Apparently, the dream will never die -- here's another email from an Andrew Sullivan reader pining for a third party (see the first here):
I've always voted for Democrats, but like you, I've grown distrustful of the current direction of the party. I'll never be a Republican (the religious fundamentalists are anathema to me), but as your blog continually asks, I wonder/hope if there can't be a third way in American politics? Not a Bill Clinton "Third Way," but a true, grass roots, independent third party that combines some of the old-school conservatism of what used to be the GOP (fiscal sanity, foreign policy realism etc.) with the best of the Democratic party (inclusiveness, domestic competence, worker's rights etc.). Or more simply: Fiscally conservative, socially liberal.
Sullivan adds:
My dream too. And my book is an attempt to make the case more systematically than a blog can.

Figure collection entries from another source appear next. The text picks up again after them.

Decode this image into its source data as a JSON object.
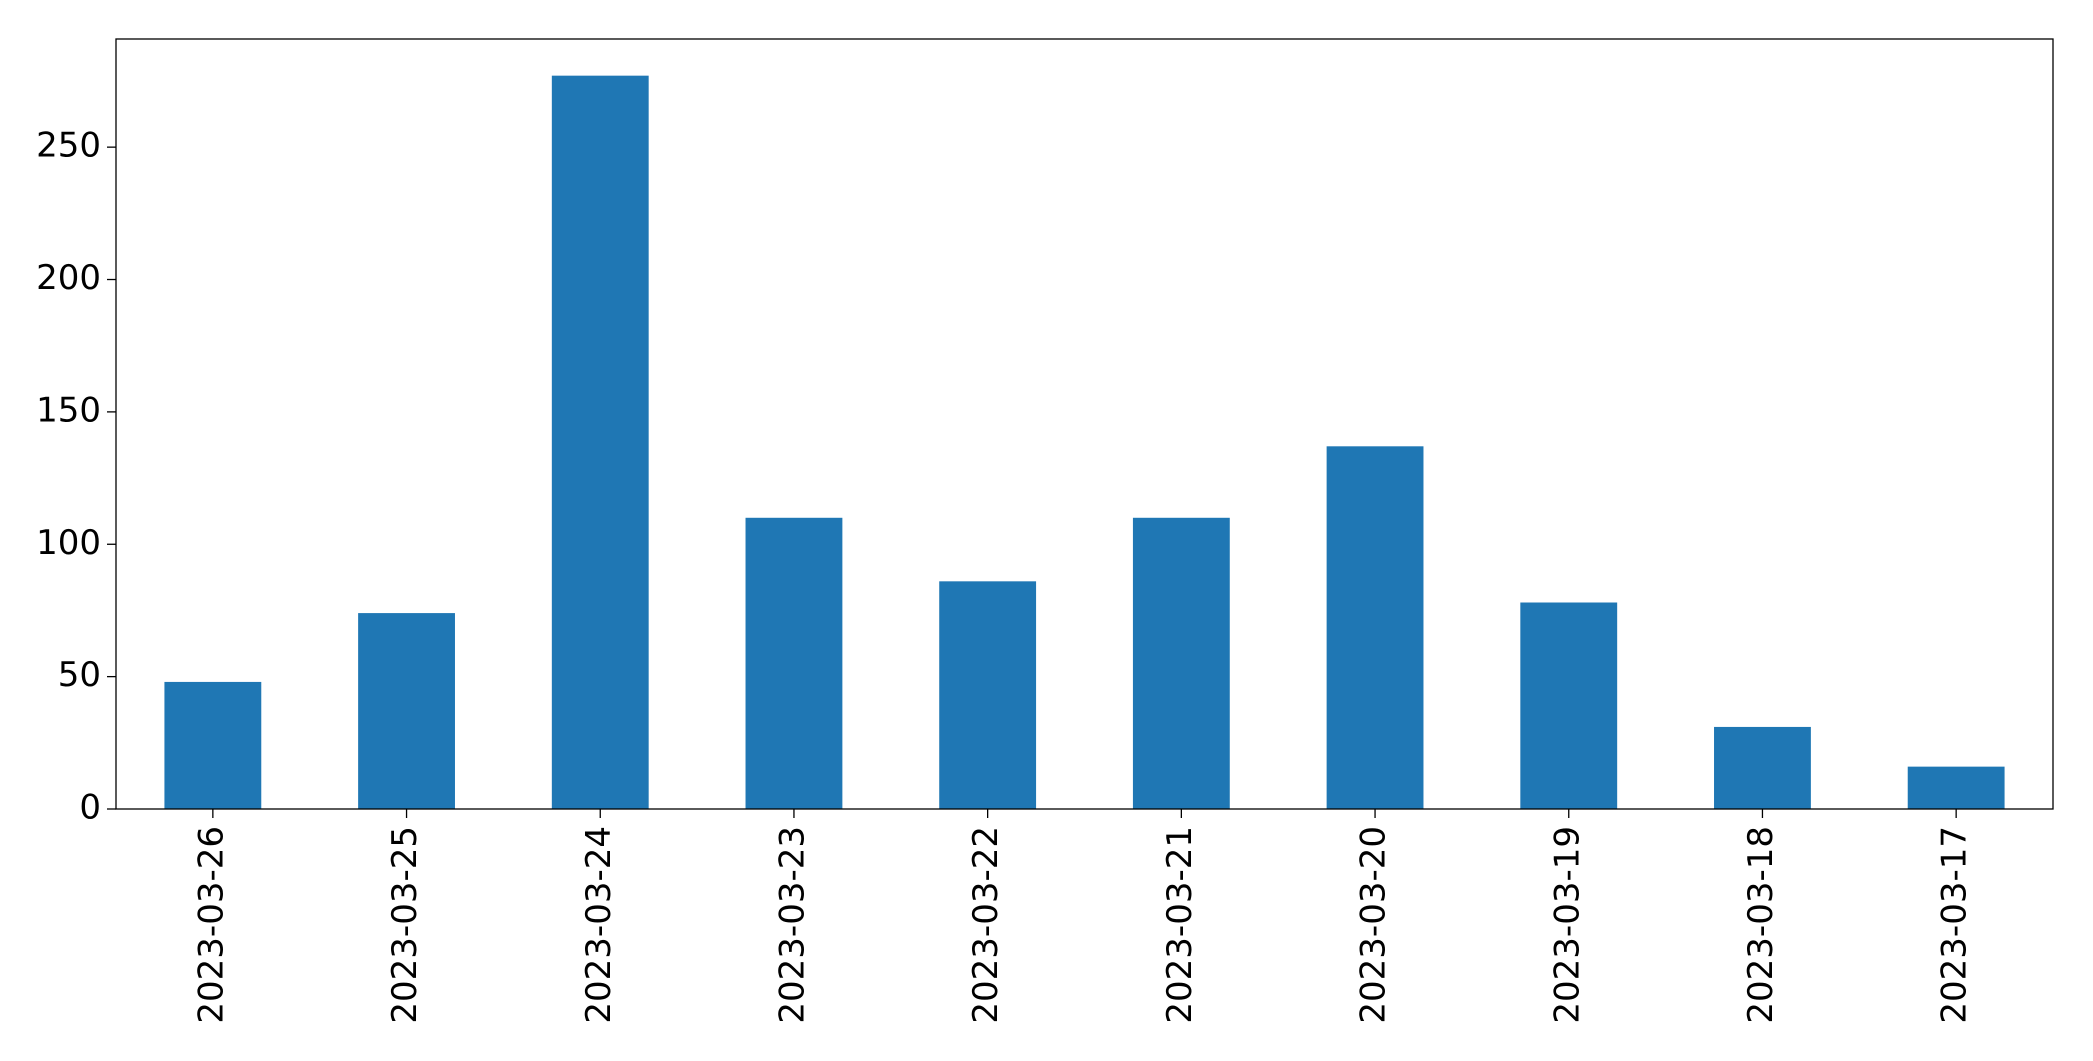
{
  "chart_data": {
    "type": "bar",
    "categories": [
      "2023-03-26",
      "2023-03-25",
      "2023-03-24",
      "2023-03-23",
      "2023-03-22",
      "2023-03-21",
      "2023-03-20",
      "2023-03-19",
      "2023-03-18",
      "2023-03-17"
    ],
    "values": [
      48,
      74,
      277,
      110,
      86,
      110,
      137,
      78,
      31,
      16
    ],
    "color": "#1f77b4",
    "ylim": [
      0,
      290.85
    ],
    "yticks": [
      0,
      50,
      100,
      150,
      200,
      250
    ],
    "grid": false
  }
}
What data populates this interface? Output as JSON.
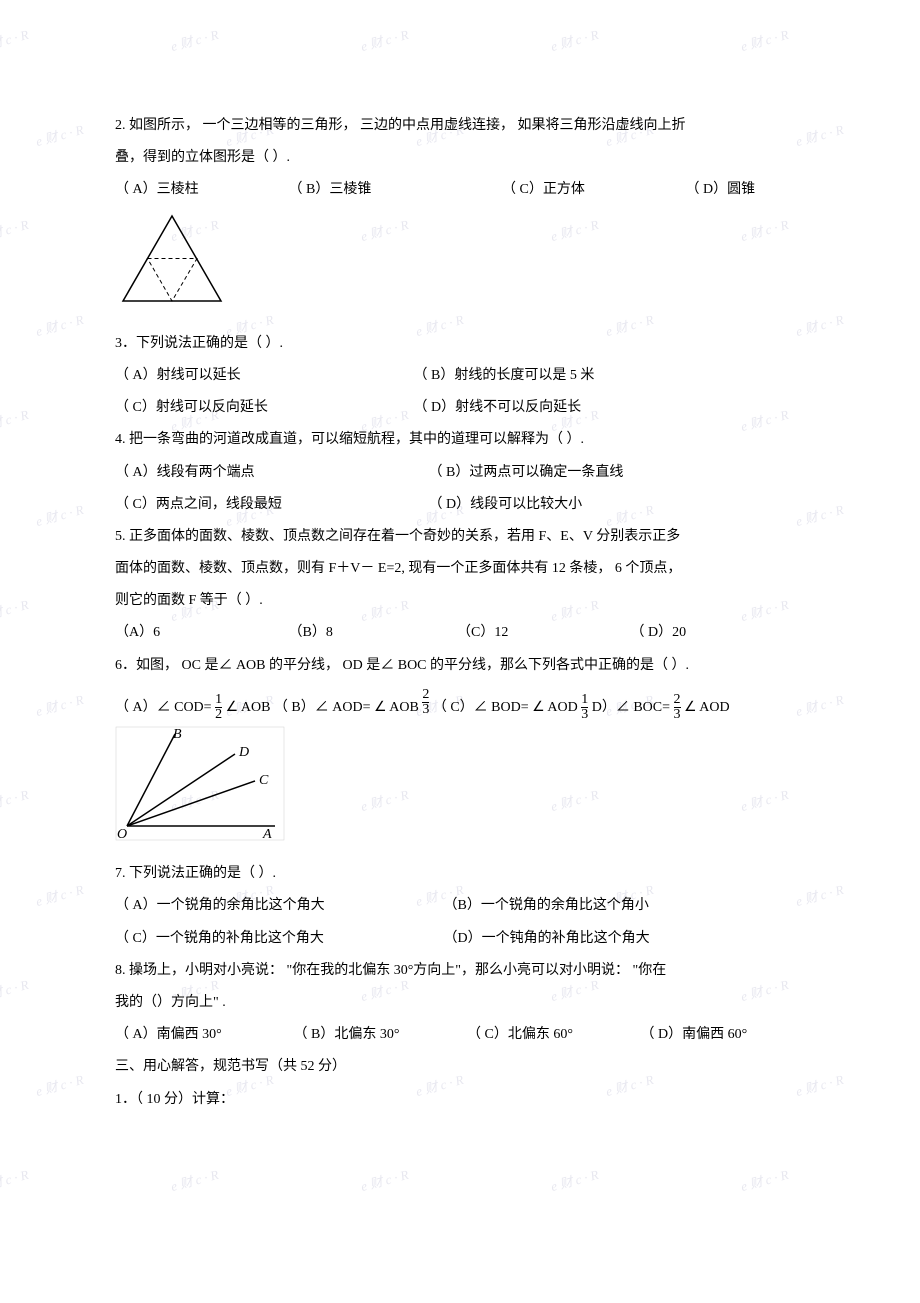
{
  "watermark_text": "e 财 c · R",
  "colors": {
    "text": "#000000",
    "watermark": "#e8e8f0",
    "background": "#ffffff"
  },
  "q2": {
    "stem_a": "2. 如图所示，  一个三边相等的三角形，   三边的中点用虚线连接，    如果将三角形沿虚线向上折",
    "stem_b": "叠，得到的立体图形是（        ）.",
    "A": "（ A）三棱柱",
    "B": "（ B）三棱锥",
    "C": "（ C）正方体",
    "D": "（ D）圆锥"
  },
  "q3": {
    "stem": "3．下列说法正确的是（        ）.",
    "A": "（ A）射线可以延长",
    "B": "（ B）射线的长度可以是   5 米",
    "C": "（ C）射线可以反向延长",
    "D": "（ D）射线不可以反向延长"
  },
  "q4": {
    "stem": "4. 把一条弯曲的河道改成直道，可以缩短航程，其中的道理可以解释为（          ）.",
    "A": "（ A）线段有两个端点",
    "B": "（ B）过两点可以确定一条直线",
    "C": "（ C）两点之间，线段最短",
    "D": "（ D）线段可以比较大小"
  },
  "q5": {
    "stem_a": "5. 正多面体的面数、棱数、顶点数之间存在着一个奇妙的关系，若用      F、E、V 分别表示正多",
    "stem_b": "面体的面数、棱数、顶点数，则有    F＋V－ E=2, 现有一个正多面体共有   12 条棱， 6 个顶点，",
    "stem_c": "则它的面数  F 等于（      ）.",
    "A": "（A）6",
    "B": "（B）8",
    "C": "（C）12",
    "D": "（ D）20"
  },
  "q6": {
    "stem": "6．如图， OC 是∠ AOB 的平分线， OD 是∠ BOC 的平分线，那么下列各式中正确的是（      ）.",
    "A_pre": "（ A）∠ COD= ",
    "A_post": " ∠ AOB",
    "B_pre": "（ B）∠ AOD=  ∠ AOB",
    "C_pre": "（ C）∠ BOD=  ∠ AOD ",
    "D_pre": " D）∠ BOC=     ",
    "D_post": " ∠ AOD",
    "f1n": "1",
    "f1d": "2",
    "f2n": "2",
    "f2d": "3",
    "f3n": "1",
    "f3d": "3",
    "f4n": "2",
    "f4d": "3"
  },
  "q7": {
    "stem": "7. 下列说法正确的是（        ）.",
    "A": "（ A）一个锐角的余角比这个角大",
    "B": "（B）一个锐角的余角比这个角小",
    "C": "（ C）一个锐角的补角比这个角大",
    "D": "（D）一个钝角的补角比这个角大"
  },
  "q8": {
    "stem_a": "8. 操场上，小明对小亮说：  \"你在我的北偏东   30°方向上\"，那么小亮可以对小明说：   \"你在",
    "stem_b": "我的（）方向上\"   .",
    "A": "（ A）南偏西   30°",
    "B": "（ B）北偏东   30°",
    "C": "（ C）北偏东   60°",
    "D": "（ D）南偏西   60°"
  },
  "s3": {
    "title": "三、用心解答，规范书写（共     52 分）",
    "item1": "1．（ 10 分）计算："
  }
}
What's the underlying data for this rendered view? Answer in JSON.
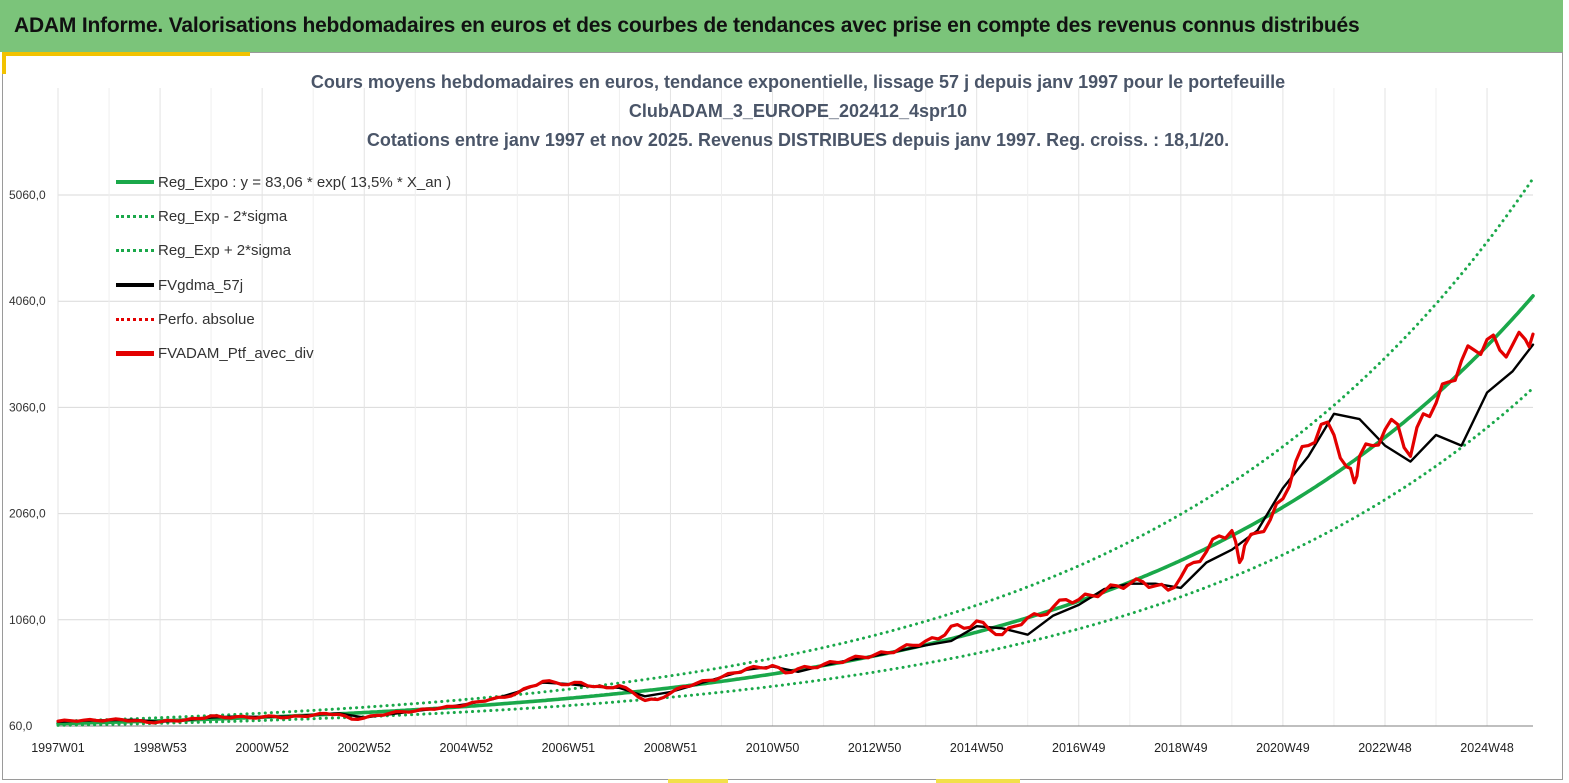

Once again, this will not happen (for my many posts explaining why, click here). It's a dream and nothing more. However, the threat of a third party, or of disenchanted moderates switching parties, can move the two major parties around. That's Sullivan's best hope.
Well, it can happen if we move away from plurality voting and towards systems like IRV and Proportional Representation. But most people who want third parties to succeed don't understand that.
Electoral reform is a long-shot because the two parties like keeping their power (although maybe the Dems might go for it, given how little power they have right now), so it would have to be a grassroots movement tapping into all this dissatisfaction of the two parties. But this dissatisfaction might be pretty broad. Why else do you keep having to debunk the third party thing so many times?